Les ramifications de l'arbre généalogique peuvent être une métaphore utile pour rendre compte des relations à l’oeuvre sur la frontière du Sud. Andrew Jackson est replacé ici à l’intérieur d’un groupe d’hommes et de femmes, liés les uns aux autres par le sang, le mariage, les sentiments, ou les affaires. Ainsi la famille n’est-elle pas seulement un lieu de relations affectives, mais aussi un réseau de renforcement du pouvoir exercé sur la société de la région (voir Annexe III). Dans une lettre à sa belle-soeur, Elizabeth Glasgow Donelson , datée du 28 juin 1801, Jackson, lui fait entendre que seuls la famille et les amis peuvent lui apporter l’aide dont elle et son mari ont besoin, et cela dans l’aire d’influence géographique du clan :

‘[W]e still hope that you and the Colo. 73 will come on immediately. In the Holston Country, his prospects are dull I know. here his friends are disposed to serve him as far as is in their power, at least I speak for myself (...) Knowing as much as I do of his situation on Holston and the perfidy of man I have a hope that he will not attempt to settle himself there—there he has not a friend that would render him the most trifling act of disinterested friendship (Smith, I : 247-48).

Le texte de Jackson reflète le désir de toute la famille d’attirer dans le sein douillet de la communauté familiale ces deux brebis égarées à “500 miles” du troupeau (Smith, I : 248). Les “amis” seuls capables de cet “acte d’amitié désintéressée” ne sont autres que les membres de la famille, les seules personnes à ne pas porter la “perfidie” humaine en eux.
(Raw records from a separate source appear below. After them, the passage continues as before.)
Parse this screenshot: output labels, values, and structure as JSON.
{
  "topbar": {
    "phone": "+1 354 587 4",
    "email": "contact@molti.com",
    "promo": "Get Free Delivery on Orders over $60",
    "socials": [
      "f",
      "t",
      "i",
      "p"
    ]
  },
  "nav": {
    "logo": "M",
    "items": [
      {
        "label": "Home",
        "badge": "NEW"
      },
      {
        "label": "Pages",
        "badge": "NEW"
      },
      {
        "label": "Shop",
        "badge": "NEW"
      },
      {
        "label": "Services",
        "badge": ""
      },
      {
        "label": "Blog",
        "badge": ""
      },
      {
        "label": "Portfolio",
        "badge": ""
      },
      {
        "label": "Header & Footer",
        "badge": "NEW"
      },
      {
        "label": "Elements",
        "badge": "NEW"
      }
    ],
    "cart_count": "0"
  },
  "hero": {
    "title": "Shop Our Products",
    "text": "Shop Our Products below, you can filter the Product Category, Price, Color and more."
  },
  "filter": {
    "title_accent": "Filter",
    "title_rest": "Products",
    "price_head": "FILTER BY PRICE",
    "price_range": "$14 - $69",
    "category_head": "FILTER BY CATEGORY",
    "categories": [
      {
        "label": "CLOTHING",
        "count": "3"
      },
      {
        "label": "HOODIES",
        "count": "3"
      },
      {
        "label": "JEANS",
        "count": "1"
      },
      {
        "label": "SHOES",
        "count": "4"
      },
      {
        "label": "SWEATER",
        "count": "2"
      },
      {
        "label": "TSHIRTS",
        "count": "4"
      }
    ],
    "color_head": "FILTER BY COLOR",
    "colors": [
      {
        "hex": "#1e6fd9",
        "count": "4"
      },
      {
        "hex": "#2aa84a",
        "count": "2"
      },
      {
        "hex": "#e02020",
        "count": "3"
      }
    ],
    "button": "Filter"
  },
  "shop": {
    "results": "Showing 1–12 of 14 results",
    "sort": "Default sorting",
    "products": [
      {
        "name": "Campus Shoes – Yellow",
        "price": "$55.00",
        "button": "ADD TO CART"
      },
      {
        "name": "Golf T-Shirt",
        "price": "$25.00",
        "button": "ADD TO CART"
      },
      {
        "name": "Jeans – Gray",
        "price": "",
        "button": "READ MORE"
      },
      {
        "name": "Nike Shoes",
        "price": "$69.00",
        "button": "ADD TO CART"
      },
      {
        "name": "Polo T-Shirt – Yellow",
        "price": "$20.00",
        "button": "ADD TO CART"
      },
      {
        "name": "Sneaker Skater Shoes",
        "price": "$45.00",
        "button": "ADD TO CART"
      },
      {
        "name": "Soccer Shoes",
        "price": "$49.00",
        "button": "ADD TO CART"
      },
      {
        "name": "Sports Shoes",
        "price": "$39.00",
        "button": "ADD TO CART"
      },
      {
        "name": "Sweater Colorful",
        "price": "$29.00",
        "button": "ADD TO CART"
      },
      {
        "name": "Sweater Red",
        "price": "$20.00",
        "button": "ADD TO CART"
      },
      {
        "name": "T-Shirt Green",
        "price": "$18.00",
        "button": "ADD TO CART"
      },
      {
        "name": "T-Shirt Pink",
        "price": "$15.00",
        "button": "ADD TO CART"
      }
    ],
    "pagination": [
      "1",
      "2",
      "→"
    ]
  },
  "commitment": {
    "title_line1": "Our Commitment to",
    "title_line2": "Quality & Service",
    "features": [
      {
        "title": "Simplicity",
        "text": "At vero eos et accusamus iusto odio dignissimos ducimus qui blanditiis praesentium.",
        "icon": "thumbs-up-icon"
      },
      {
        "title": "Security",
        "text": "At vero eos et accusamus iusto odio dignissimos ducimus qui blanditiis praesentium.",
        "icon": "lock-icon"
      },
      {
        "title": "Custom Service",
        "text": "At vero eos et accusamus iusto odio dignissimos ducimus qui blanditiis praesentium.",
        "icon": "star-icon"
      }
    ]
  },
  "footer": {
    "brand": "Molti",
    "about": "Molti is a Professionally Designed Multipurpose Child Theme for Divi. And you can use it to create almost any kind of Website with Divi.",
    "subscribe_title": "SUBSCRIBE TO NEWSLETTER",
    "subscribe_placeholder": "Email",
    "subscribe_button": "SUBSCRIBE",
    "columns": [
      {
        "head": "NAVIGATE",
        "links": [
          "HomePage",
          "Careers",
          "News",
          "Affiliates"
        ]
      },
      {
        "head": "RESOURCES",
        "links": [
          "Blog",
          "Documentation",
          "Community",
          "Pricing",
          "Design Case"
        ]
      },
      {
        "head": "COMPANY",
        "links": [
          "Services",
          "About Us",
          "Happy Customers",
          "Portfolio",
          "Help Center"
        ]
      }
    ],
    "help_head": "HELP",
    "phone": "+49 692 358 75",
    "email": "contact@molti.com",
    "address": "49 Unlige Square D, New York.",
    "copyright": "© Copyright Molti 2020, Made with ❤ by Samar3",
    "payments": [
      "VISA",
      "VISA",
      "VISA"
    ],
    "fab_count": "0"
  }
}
L’opposition entre l’intérieur et l’extérieur est ici délimitée par le jugement moral sur la malignité de l’homme et le manichéisme marqué de cette période en général (Pessen, 1985 : 31). Le fond calviniste de Jackson apparaît alors qui voit l’humanité en proie au Mal. Seul l’entourage, mû par l’affection et l’intérêt commun, échappe au désir de nuire à autrui.

S’illustre ici le mode de relations qui permettaient aux immigrants de trouver rapidement leur place dans la nouvelle communauté — d’adoption, devrait-on dire, puisque l’accueil des nouveaux venus, parents proches, éloignés, ou par alliance, procurait, dans la classe dominante qui nous occupe, une installation souvent profitable et garante d’un statut qu’il n’était pas toujours aisé d’obtenir par soi-même. Cependant, Cashin (1991 : 78-85) montre bien que pour la plupart des familles de planteurs qui émigrèrent vers le Vieux Sud-Ouest à partir des années 1820, l’isolement fut intense et la cause de nombreux échecs. La situation au Tennessee était différente, au moins en ce qui concerne les familles associées aux Jackson-Donelson.

L’inquiétude dont Jackson témoignait face à la distance qui met à mal la toile tissée entre les membres de la famille est réelle. La trame serrée et tentaculaire de cette toile n’est jamais aussi apparente que dans la correspondance d’affaires. On découvre d’ailleurs que beaucoup de ses correspondants ont un lien de parenté, tant les mariages de caste intègrent les membres des quelques familles dominantes. Mais ce qui est plus singulier, et peut-être plus courant aussi, ce sont les alliances d’affaires qui incluent toujours des rapports affectifs d’amitié et de confiance.

Notes
73.

Stockley Donelson, un frère de Rachel.